In Full Circle, a recently published memoir, Anna Hallman Byler shares the details of missionary life in Latin America.
A new memoir, from what Amazon describes as "the great missionary expansion of Mennonites in the 20th century," will delightfully fill long hours of quarantine. In Full Circle: from Goshen to Goshen, Anna Hallman Byler describes the everyday lived-out details of this lofty calling.
On the first morning of Hallman Byler’s mission career in Argentina, husband, B. Frank Byler, had gone to the customs office to try to rescue their filing cabinet. Anna and son, Stanley, were left to fend for themselves at breakfast. Anna wrote:
"I knew enough Spanish that I figured I could make myself understood. Stanley and I sat down at a table. A waiter set a basket of little crusty loaves in front of us. He placed a plate of butter and a dish of jam beside the bread. Next, he poured some hot coffee into my cup, and filled the cup from a pitcher of hot milk — the same for Stanley. That was it. I hadn’t spoken a word!
"Children were served just a little of the coffee in the cup, then filled with milk; while adults took it as strong as they wished. We later learned that when the waiter started filling the strong coffee into your cup, he expected you to tell him when to stop pouring by lifting your finger or opening your hand palm down. Then he filled whatever space was left, with hot milk."
B. Frank and Anna Hallman Byler served with Mennonite Board of Missions and Charities, a predecessor agency of Mennonite Mission Network, from 1947–1982. They began their work in Argentina and later moved to Uruguay.
Anna Hallman was born in Goshen, Indiana. At the end of 35 years of mission service, Anna and Frank Byler retired in Goshen, bringing them "full circle." The in-between years took Hallman to a childhood in Saskatchewan, teen years in Texas, college in Kansas and Indiana, and early married life in Ohio, before she and Frank responded to God’s call to serve in Argentina and Uruguay. The Bylers had five children, one of whom is Dennis Byler.

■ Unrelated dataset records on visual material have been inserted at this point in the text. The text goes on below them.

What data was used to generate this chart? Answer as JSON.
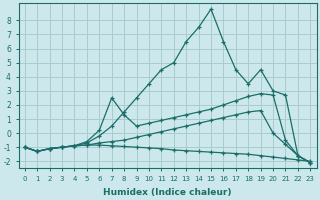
{
  "xlabel": "Humidex (Indice chaleur)",
  "bg_color": "#cce8ec",
  "grid_color": "#aacccc",
  "line_color": "#1a6e6a",
  "xlim_min": -0.5,
  "xlim_max": 23.5,
  "ylim_min": -2.5,
  "ylim_max": 9.2,
  "yticks": [
    -2,
    -1,
    0,
    1,
    2,
    3,
    4,
    5,
    6,
    7,
    8
  ],
  "xticks": [
    0,
    1,
    2,
    3,
    4,
    5,
    6,
    7,
    8,
    9,
    10,
    11,
    12,
    13,
    14,
    15,
    16,
    17,
    18,
    19,
    20,
    21,
    22,
    23
  ],
  "series": [
    {
      "x": [
        0,
        1,
        2,
        3,
        4,
        5,
        6,
        7,
        8,
        9,
        10,
        11,
        12,
        13,
        14,
        15,
        16,
        17,
        18,
        19,
        20,
        21,
        22,
        23
      ],
      "y": [
        -1.0,
        -1.3,
        -1.1,
        -1.0,
        -0.9,
        -0.85,
        -0.85,
        -0.9,
        -0.95,
        -1.0,
        -1.05,
        -1.1,
        -1.2,
        -1.25,
        -1.3,
        -1.35,
        -1.4,
        -1.45,
        -1.5,
        -1.6,
        -1.7,
        -1.8,
        -1.9,
        -2.0
      ]
    },
    {
      "x": [
        0,
        1,
        2,
        3,
        4,
        5,
        6,
        7,
        8,
        9,
        10,
        11,
        12,
        13,
        14,
        15,
        16,
        17,
        18,
        19,
        20,
        21,
        22,
        23
      ],
      "y": [
        -1.0,
        -1.3,
        -1.1,
        -1.0,
        -0.9,
        -0.85,
        -0.7,
        -0.6,
        -0.5,
        -0.3,
        -0.1,
        0.1,
        0.3,
        0.5,
        0.7,
        0.9,
        1.1,
        1.3,
        1.5,
        1.6,
        0.0,
        -0.8,
        -1.6,
        -2.1
      ]
    },
    {
      "x": [
        0,
        1,
        2,
        3,
        4,
        5,
        6,
        7,
        8,
        9,
        10,
        11,
        12,
        13,
        14,
        15,
        16,
        17,
        18,
        19,
        20,
        21,
        22,
        23
      ],
      "y": [
        -1.0,
        -1.3,
        -1.1,
        -1.0,
        -0.9,
        -0.6,
        0.2,
        2.5,
        1.3,
        0.5,
        0.7,
        0.9,
        1.1,
        1.3,
        1.5,
        1.7,
        2.0,
        2.3,
        2.6,
        2.8,
        2.7,
        -0.5,
        -1.6,
        -2.1
      ]
    },
    {
      "x": [
        0,
        1,
        2,
        3,
        4,
        5,
        6,
        7,
        8,
        9,
        10,
        11,
        12,
        13,
        14,
        15,
        16,
        17,
        18,
        19,
        20,
        21,
        22,
        23
      ],
      "y": [
        -1.0,
        -1.3,
        -1.1,
        -1.0,
        -0.9,
        -0.7,
        -0.2,
        0.5,
        1.5,
        2.5,
        3.5,
        4.5,
        5.0,
        6.5,
        7.5,
        8.8,
        6.5,
        4.5,
        3.5,
        4.5,
        3.0,
        2.7,
        -1.6,
        -2.1
      ]
    }
  ]
}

Dennis Byler became a mission worker with Mennonite Board of Missions in 1972, living in the house where he was born in Bragado, Argentina. He served in a variety of roles in the local Mennonite church and as the conference youth minister. After their marriage, Connie and Dennis Byler continued the missionary legacy of Byler’s parents, first walking alongside the Toba-Qom people in the Argentine Chaco from 1978–1981. Then, Mennonite Board of Missions asked them to serve in Burgos, Spain, where they mentored a Catholic renewal movement that matured into one of the major Mennonite centers in Europe with nine Anabaptist congregations.
After 37 years of active ministry in Spain, Connie and Dennis Byler have retired in Cantabria on the country’s northern coast. Dennis, a prolific writer, has authored many books and has many more in his head waiting to be written. One of his retirement products is Full Circle: from Goshen to Goshen. In the book, he gathered his mother’s memoirs and prepared them for publishing.
Full Circle is available on Amazon The online review says, "A habitual diary and letter writer, [Anna Byler] honed in them her gift and skills as a storyteller, describing — often humorously — her experiences raising a family in cross-cultural settings."